First of all, we must clarify to ourselves, as well as to others, if it turns out that this is not evident, the limits that no one should cross. No one should humiliate us, yell at us, I no longer speak of physical violence. Emotional violence also has dire consequences, often illness. If we want to be healthy, we must “get away” from any toxic environment, but only by consciously perceiving ourselves as a person worthy of living a happy life in health and joy can we do so.

It is also sad that children often see inappropriate examples of adult communication and also grow up scarred on the soul. Therefore, we must look at ourselves and also at children, if we do not want our children to become adults who will have to flirt with their wounds for many years and be bored for many years. We must model what is appropriate in a relationship and what is completely intolerable and unacceptable.

In anticipation of events, I say that the saying “you can’t let them treat you like this” will not work for your daughter if she has seen a bad example through us. By no means and I never encourage divorce, but if it is an unhealthy environment, protective in every way, it is simply not possible to stay in it. If everything has been tried and is still not visible at the end of the tunnel of light, disrespect, the herb of relationships, lurks in the flower gardens of relationships, other solutions should be sought. Often when I start to meditate, do yoga, do other practices, grow and take care of myself, many things become clear and certain behaviors that we have tolerated in the past become intolerable and separation becomes a matter of course., Sleepless nights. , weeping hills, etc. So we no longer ask how to end an inappropriate and harmful relationship, we simply choose to get out of it.

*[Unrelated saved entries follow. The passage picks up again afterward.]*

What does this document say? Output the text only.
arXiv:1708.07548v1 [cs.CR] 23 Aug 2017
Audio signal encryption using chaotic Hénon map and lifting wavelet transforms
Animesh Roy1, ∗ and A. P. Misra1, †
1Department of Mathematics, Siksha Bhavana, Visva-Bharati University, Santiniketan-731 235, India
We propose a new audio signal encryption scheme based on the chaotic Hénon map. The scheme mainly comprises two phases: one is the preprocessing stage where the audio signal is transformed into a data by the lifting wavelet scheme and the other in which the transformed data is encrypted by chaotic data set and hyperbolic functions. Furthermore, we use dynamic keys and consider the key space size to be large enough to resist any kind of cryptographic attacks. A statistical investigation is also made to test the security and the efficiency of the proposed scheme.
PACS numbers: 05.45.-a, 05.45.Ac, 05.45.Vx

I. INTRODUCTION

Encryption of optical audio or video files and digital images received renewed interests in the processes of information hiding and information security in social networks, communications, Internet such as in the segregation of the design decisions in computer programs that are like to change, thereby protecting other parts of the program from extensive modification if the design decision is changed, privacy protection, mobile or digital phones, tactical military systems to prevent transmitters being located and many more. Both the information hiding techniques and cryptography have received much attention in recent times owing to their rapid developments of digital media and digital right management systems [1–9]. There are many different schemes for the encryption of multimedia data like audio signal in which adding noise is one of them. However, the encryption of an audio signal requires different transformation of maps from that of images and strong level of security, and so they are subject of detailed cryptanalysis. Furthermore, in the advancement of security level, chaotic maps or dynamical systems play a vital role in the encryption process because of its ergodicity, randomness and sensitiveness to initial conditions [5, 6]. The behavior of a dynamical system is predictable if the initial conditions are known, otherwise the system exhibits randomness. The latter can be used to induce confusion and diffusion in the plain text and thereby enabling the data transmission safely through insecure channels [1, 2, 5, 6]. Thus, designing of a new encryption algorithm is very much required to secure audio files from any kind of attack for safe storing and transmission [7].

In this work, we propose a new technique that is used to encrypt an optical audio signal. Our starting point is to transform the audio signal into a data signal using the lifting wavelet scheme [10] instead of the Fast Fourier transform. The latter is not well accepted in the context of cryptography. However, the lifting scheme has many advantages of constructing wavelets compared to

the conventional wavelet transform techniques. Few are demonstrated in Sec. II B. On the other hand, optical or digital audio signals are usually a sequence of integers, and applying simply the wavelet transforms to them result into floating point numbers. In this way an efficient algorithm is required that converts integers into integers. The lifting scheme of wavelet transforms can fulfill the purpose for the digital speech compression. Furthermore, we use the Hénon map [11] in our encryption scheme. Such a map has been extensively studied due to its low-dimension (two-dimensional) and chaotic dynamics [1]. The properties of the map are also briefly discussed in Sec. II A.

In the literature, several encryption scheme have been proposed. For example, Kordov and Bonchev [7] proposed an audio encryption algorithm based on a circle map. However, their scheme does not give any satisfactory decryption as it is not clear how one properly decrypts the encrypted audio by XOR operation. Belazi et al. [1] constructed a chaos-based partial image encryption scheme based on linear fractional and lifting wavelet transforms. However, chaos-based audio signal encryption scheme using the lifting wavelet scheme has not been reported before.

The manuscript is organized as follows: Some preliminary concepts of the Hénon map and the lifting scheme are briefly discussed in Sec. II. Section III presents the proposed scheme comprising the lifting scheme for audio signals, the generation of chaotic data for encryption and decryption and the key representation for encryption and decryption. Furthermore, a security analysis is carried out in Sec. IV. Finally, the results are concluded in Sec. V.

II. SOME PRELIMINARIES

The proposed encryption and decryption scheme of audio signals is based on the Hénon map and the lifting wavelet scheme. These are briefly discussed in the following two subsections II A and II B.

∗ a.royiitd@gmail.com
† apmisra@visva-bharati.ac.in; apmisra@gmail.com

We need to take great care of ourselves and protect ourselves because no one is worthy of our tears and health is the most precious price you will have to pay for a close unconscious person. It is a great pity, but when we treat those who are close, we often get stuck in a pit, from which only we can get out behind the step. After such a journey, we get wounded, we lick our wounds for a long time and, God forbid, let them not turn into fatal wounds both outside and inside.

And let’s finally understand that love is not “peculiar”. She is or is not. Pure, beautiful, genuine, nurturing, loving. Otherwise it is not love. Something but not love. Love does not humiliate, it does not scream, it does not hit, it does not scare, it is not selfish. You can fool yourself for a long time and in a boring way, but only up to a point. Because everything has a price. Disgust for yourself, the greatest. And being with someone who oppresses us, disrespects us, does not value us and is an expression of disgust for ourselves at that moment.

Yes, we can really fool around for a while, we can be fabulously empathetic and believe in the most beautiful things, we can see in a person a beauty that he himself has not seen, but before cultivating someone’s abandoned garden, let’s look at ourselves. first. Don’t just have our own already withered flowers.

And in the end, if there are those who think that disrespect is present in all relationships, it certainly is not. There are almost 8 billion people in the world and among them are many people who respect themselves and others. And it does not matter at all if out of all those billions, we fell in love with someone who became a great lesson. This is not a verdict. So stick to the entrenched man and the relationship he destroys – a luxury. We are not eternal.

In no way should we be silent hating. Finding help for yourself is not a weakness. They are all worthy of the most beautiful relationship, worthy of living with respect and peace, cultivating and multiplying joy and happiness, ”Violeta wrote.